Benê

Personal information
- Full name: Benedito Carlos de Souza
- Date of birth: 13 May 1944 (age 81)
- Place of birth: São Paulo, Brazil
- Position: Forward

Youth career
- 1961–1962: Corinthians

Senior career*
- Years: Team / Apps / (Gls)
- 1963–1971: Corinthians / 161 / (50)
- 1965: → XV de Piracicaba (loan)
- 1965–1966: → Goiânia (loan)
- 1966: → EC Corinthians (loan)
- 1966: → América-SP (loan)
- 1967: → Portuguesa (loan)
- 1968: → EC Corinthians (loan)
- 1971: Internacional / 9 / (2)
- 1972: Portuguesa
- 1972: Ferroviária
- 1973: Pontagrossense [pt]
- 1973: Barcelona / 0 / (0)
- 1973: Athletico Paranaense / 18 / (1)
- 1974–1975: Saad
- 1976: XV de Piracicaba
- 1977: Velo Clube
- 1978–1979: Coquimbo Unido / 51 / (19)
- 1980: Aviación / 20 / (6)

Managerial career
- EC São Bernardo (youth)
- Palestra SB (youth)

= Benê (footballer, born 1944) =

Brazilian footballer

Benedito Carlos de Souza (born 13 May 1944), known as Benê, is a Brazilian former footballer who played as a forward for clubs in Brazil and Chile.

==Playing career==
Born in São Paulo, Brazil, Benê made his professional debut with Corinthians in a 4–3 loss against Londrina in 1963. After playing on loan at XV de Piracicaba, Goiânia, EC Corinthians, América-SP and Portuguesa, he permanently played for Corinthians between 1967 and 1971, making one hundred sixty one appearances and scoring fifty goals.

As a player of Corinthians, he won the 1971 Torneio do Povo and gained renown after scoring the draw goal against the classic rival, São Paulo, in the 1967 Campeonato Paulista, making they not win the championship.

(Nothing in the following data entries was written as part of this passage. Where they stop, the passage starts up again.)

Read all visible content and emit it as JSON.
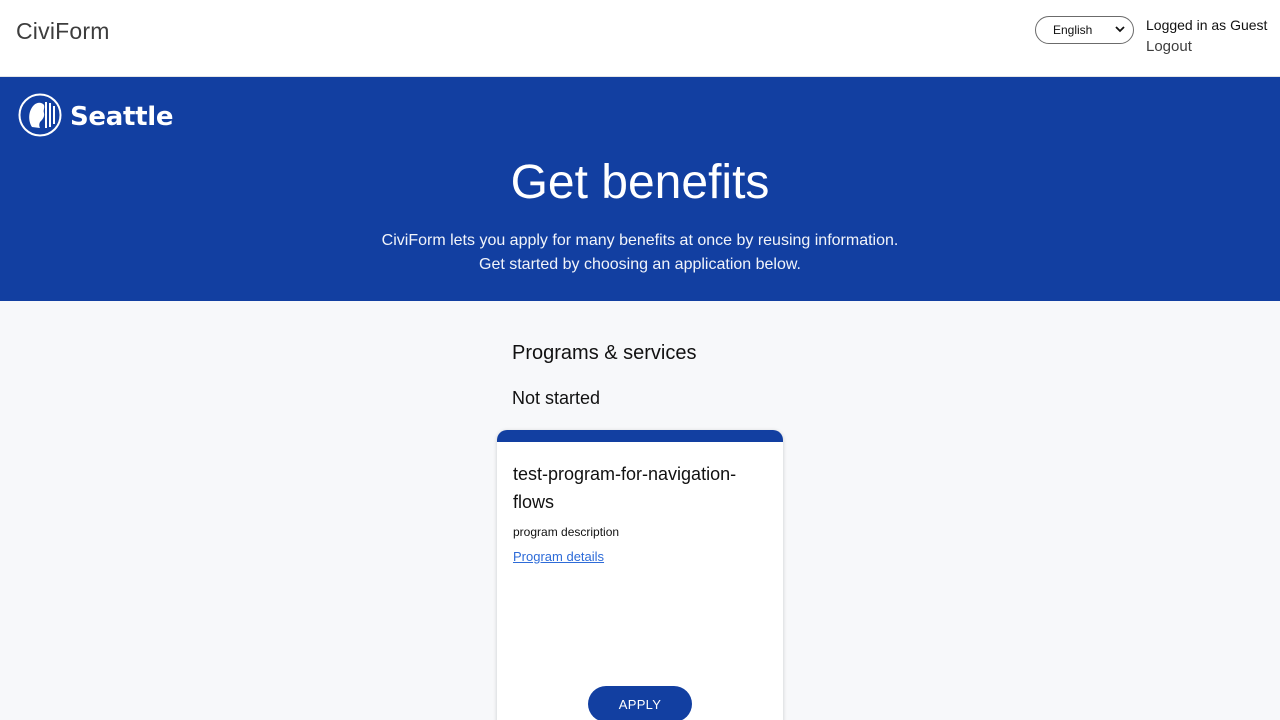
{
  "header": {
    "brand": "CiviForm",
    "language": {
      "selected": "English"
    },
    "logged_in_text": "Logged in as Guest",
    "logout_label": "Logout"
  },
  "hero": {
    "logo_text": "Seattle",
    "title": "Get benefits",
    "line1": "CiviForm lets you apply for many benefits at once by reusing information.",
    "line2": "Get started by choosing an application below."
  },
  "main": {
    "section_title": "Programs & services",
    "status_heading": "Not started",
    "programs": [
      {
        "title": "test-program-for-navigation-flows",
        "description": "program description",
        "details_label": "Program details",
        "apply_label": "APPLY"
      }
    ]
  },
  "colors": {
    "brand_blue": "#123fa1",
    "link_blue": "#2d6bd8",
    "page_bg": "#f7f8fa"
  },
  "icons": {
    "logo": "seattle-seal-icon",
    "dropdown": "chevron-down-icon"
  }
}
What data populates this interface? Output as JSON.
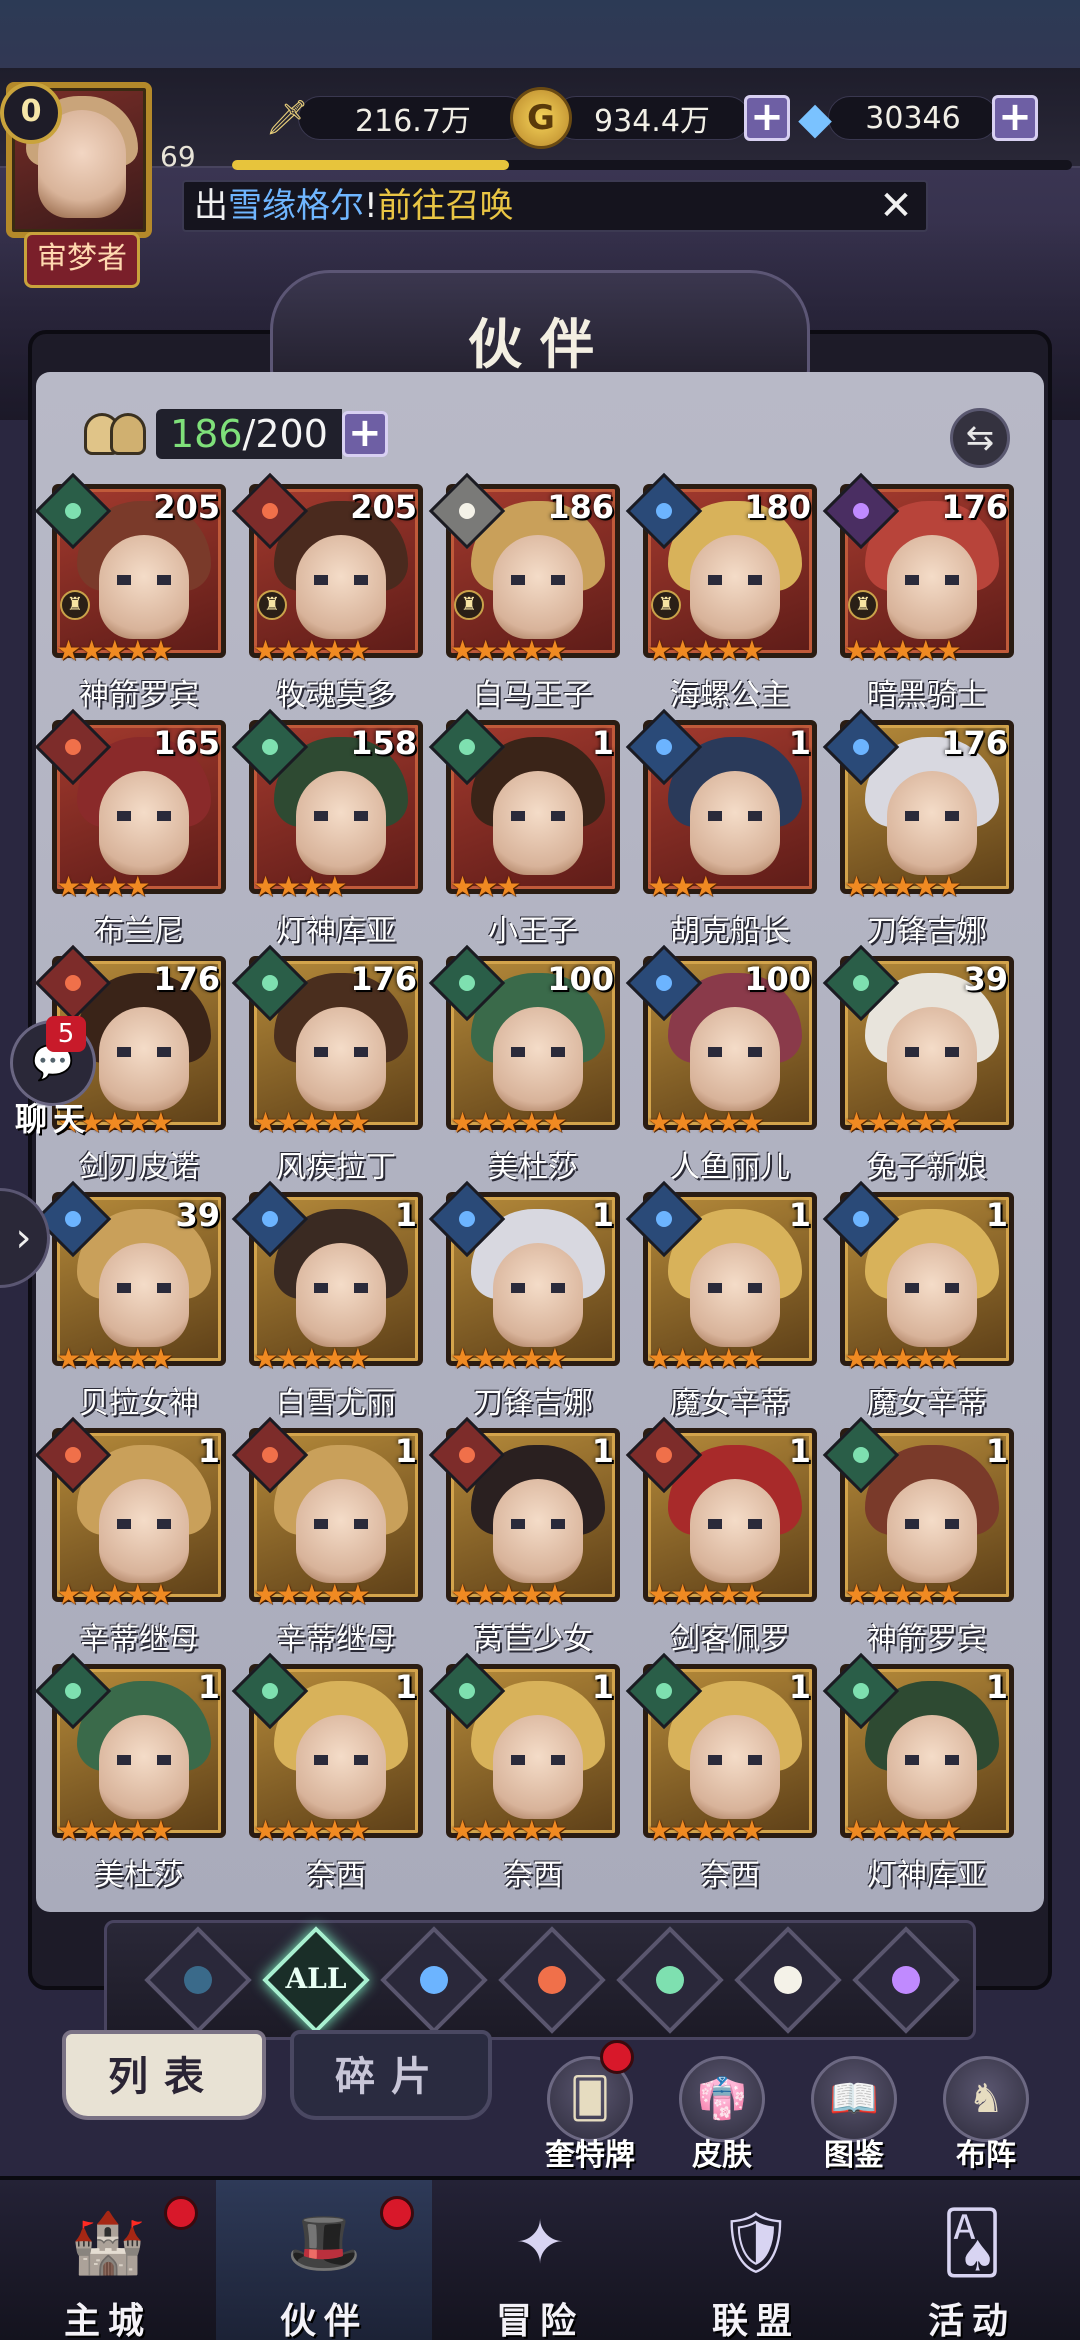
{
  "player": {
    "vip_level": "0",
    "level": "69",
    "title": "审梦者",
    "xp_progress": 0.33
  },
  "resources": {
    "power": "216.7万",
    "gold": "934.4万",
    "gems": "30346",
    "plus": "+"
  },
  "marquee": {
    "prefix": "出",
    "hero": "雪缘格尔",
    "sep": "!",
    "link": "前往召唤",
    "close": "✕"
  },
  "panel": {
    "title": "伙伴",
    "owned": "186",
    "capacity": "/200",
    "sort_icon": "⇆"
  },
  "heroes": [
    {
      "name": "神箭罗宾",
      "level": "205",
      "element": "wind",
      "stars": 5,
      "frame": "red",
      "tower": true,
      "hair": "#7a3a2a"
    },
    {
      "name": "牧魂莫多",
      "level": "205",
      "element": "fire",
      "stars": 5,
      "frame": "red",
      "tower": true,
      "hair": "#4a2a1e"
    },
    {
      "name": "白马王子",
      "level": "186",
      "element": "light",
      "stars": 5,
      "frame": "red",
      "tower": true,
      "hair": "#c9a05a"
    },
    {
      "name": "海螺公主",
      "level": "180",
      "element": "water",
      "stars": 5,
      "frame": "red",
      "tower": true,
      "hair": "#d8b25a"
    },
    {
      "name": "暗黑骑士",
      "level": "176",
      "element": "dark",
      "stars": 5,
      "frame": "red",
      "tower": true,
      "hair": "#b8443a"
    },
    {
      "name": "布兰尼",
      "level": "165",
      "element": "fire",
      "stars": 4,
      "frame": "red",
      "tower": false,
      "hair": "#8a2a2a"
    },
    {
      "name": "灯神库亚",
      "level": "158",
      "element": "wind",
      "stars": 4,
      "frame": "red",
      "tower": false,
      "hair": "#2e4a32"
    },
    {
      "name": "小王子",
      "level": "1",
      "element": "wind",
      "stars": 3,
      "frame": "red",
      "tower": false,
      "hair": "#3a2418"
    },
    {
      "name": "胡克船长",
      "level": "1",
      "element": "water",
      "stars": 3,
      "frame": "red",
      "tower": false,
      "hair": "#2a3a5a"
    },
    {
      "name": "刀锋吉娜",
      "level": "176",
      "element": "water",
      "stars": 5,
      "frame": "gold",
      "tower": false,
      "hair": "#d8d8e0"
    },
    {
      "name": "剑刃皮诺",
      "level": "176",
      "element": "fire",
      "stars": 5,
      "frame": "gold",
      "tower": false,
      "hair": "#3a2418"
    },
    {
      "name": "风疾拉丁",
      "level": "176",
      "element": "wind",
      "stars": 5,
      "frame": "gold",
      "tower": false,
      "hair": "#4a2e1e"
    },
    {
      "name": "美杜莎",
      "level": "100",
      "element": "wind",
      "stars": 5,
      "frame": "gold",
      "tower": false,
      "hair": "#3a6a4a"
    },
    {
      "name": "人鱼丽儿",
      "level": "100",
      "element": "water",
      "stars": 5,
      "frame": "gold",
      "tower": false,
      "hair": "#8a3a4a"
    },
    {
      "name": "兔子新娘",
      "level": "39",
      "element": "wind",
      "stars": 5,
      "frame": "gold",
      "tower": false,
      "hair": "#e8e4dc"
    },
    {
      "name": "贝拉女神",
      "level": "39",
      "element": "water",
      "stars": 5,
      "frame": "gold",
      "tower": false,
      "hair": "#c9a05a"
    },
    {
      "name": "白雪尤丽",
      "level": "1",
      "element": "water",
      "stars": 5,
      "frame": "gold",
      "tower": false,
      "hair": "#3a2a22"
    },
    {
      "name": "刀锋吉娜",
      "level": "1",
      "element": "water",
      "stars": 5,
      "frame": "gold",
      "tower": false,
      "hair": "#d8d8e0"
    },
    {
      "name": "魔女辛蒂",
      "level": "1",
      "element": "water",
      "stars": 5,
      "frame": "gold",
      "tower": false,
      "hair": "#d8b25a"
    },
    {
      "name": "魔女辛蒂",
      "level": "1",
      "element": "water",
      "stars": 5,
      "frame": "gold",
      "tower": false,
      "hair": "#d8b25a"
    },
    {
      "name": "辛蒂继母",
      "level": "1",
      "element": "fire",
      "stars": 5,
      "frame": "gold",
      "tower": false,
      "hair": "#c9a05a"
    },
    {
      "name": "辛蒂继母",
      "level": "1",
      "element": "fire",
      "stars": 5,
      "frame": "gold",
      "tower": false,
      "hair": "#c9a05a"
    },
    {
      "name": "莴苣少女",
      "level": "1",
      "element": "fire",
      "stars": 5,
      "frame": "gold",
      "tower": false,
      "hair": "#2a2020"
    },
    {
      "name": "剑客佩罗",
      "level": "1",
      "element": "fire",
      "stars": 5,
      "frame": "gold",
      "tower": false,
      "hair": "#a82a2a"
    },
    {
      "name": "神箭罗宾",
      "level": "1",
      "element": "wind",
      "stars": 5,
      "frame": "gold",
      "tower": false,
      "hair": "#7a3a2a"
    },
    {
      "name": "美杜莎",
      "level": "1",
      "element": "wind",
      "stars": 5,
      "frame": "gold",
      "tower": false,
      "hair": "#3a6a4a"
    },
    {
      "name": "奈西",
      "level": "1",
      "element": "wind",
      "stars": 5,
      "frame": "gold",
      "tower": false,
      "hair": "#d8b25a"
    },
    {
      "name": "奈西",
      "level": "1",
      "element": "wind",
      "stars": 5,
      "frame": "gold",
      "tower": false,
      "hair": "#d8b25a"
    },
    {
      "name": "奈西",
      "level": "1",
      "element": "wind",
      "stars": 5,
      "frame": "gold",
      "tower": false,
      "hair": "#d8b25a"
    },
    {
      "name": "灯神库亚",
      "level": "1",
      "element": "wind",
      "stars": 5,
      "frame": "gold",
      "tower": false,
      "hair": "#2e4a32"
    }
  ],
  "filters": [
    {
      "id": "abyss",
      "color": "#3a6a8a"
    },
    {
      "id": "all",
      "label": "ALL",
      "selected": true
    },
    {
      "id": "water",
      "color": "#6cb4ff"
    },
    {
      "id": "fire",
      "color": "#f0704a"
    },
    {
      "id": "wind",
      "color": "#7ee0b0"
    },
    {
      "id": "light",
      "color": "#f4f2e8"
    },
    {
      "id": "dark",
      "color": "#c08aff"
    }
  ],
  "tabs": {
    "list": "列表",
    "fragments": "碎片"
  },
  "shortcuts": [
    {
      "label": "奎特牌",
      "icon": "card-icon",
      "badge": true
    },
    {
      "label": "皮肤",
      "icon": "skin-icon",
      "badge": false
    },
    {
      "label": "图鉴",
      "icon": "codex-icon",
      "badge": false
    },
    {
      "label": "布阵",
      "icon": "formation-icon",
      "badge": false
    }
  ],
  "chat": {
    "label": "聊天",
    "unread": "5"
  },
  "nav": [
    {
      "label": "主城",
      "badge": true,
      "active": false
    },
    {
      "label": "伙伴",
      "badge": true,
      "active": true
    },
    {
      "label": "冒险",
      "badge": false,
      "active": false
    },
    {
      "label": "联盟",
      "badge": false,
      "active": false
    },
    {
      "label": "活动",
      "badge": false,
      "active": false
    }
  ]
}
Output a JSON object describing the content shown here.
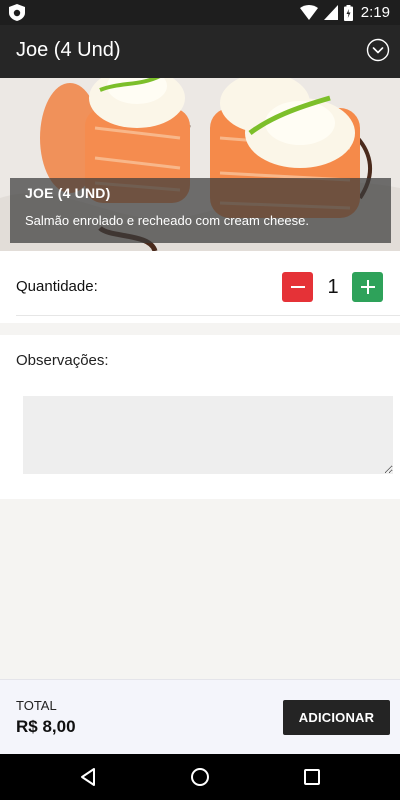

After his stint with Corinthians, he also played for two another important clubs, Internacional and Athletico Paranaense, in addition to Portuguesa, Ferroviária, Pontagrossense, XV de Piracicaba, with whom he was the runner-up of the 1976 Campeonato Paulista, Saad and Velo Clube. In 1973, he also had a brief stint with Spanish side Barcelona.

Ending his career in Brazil, he moved to Chile in 1978 and tried to sign with Everton de Viña del Mar, but he finally signed with Coquimbo Unido in the top division alongside his compatriot Torino. A year later, another Brazilian player, Liminha, joined the club recommended by the last one. They three are well remembered by his seasons together in the squad.

In 1980, he switched to Aviación in the same division, what was his last club.

==Coaching career==
Benê has worked as coach at youth level for clubs such as EC São Bernardo and Palestra SB. With the last one, he won the 1992 Campeonato Paulista de Juniores da 2º Divisão, where took part the former Brazil international Zé Roberto as a player, using the nickname of Cacá.

Benê made his home in Sorocaba and has worked as coach for football academies.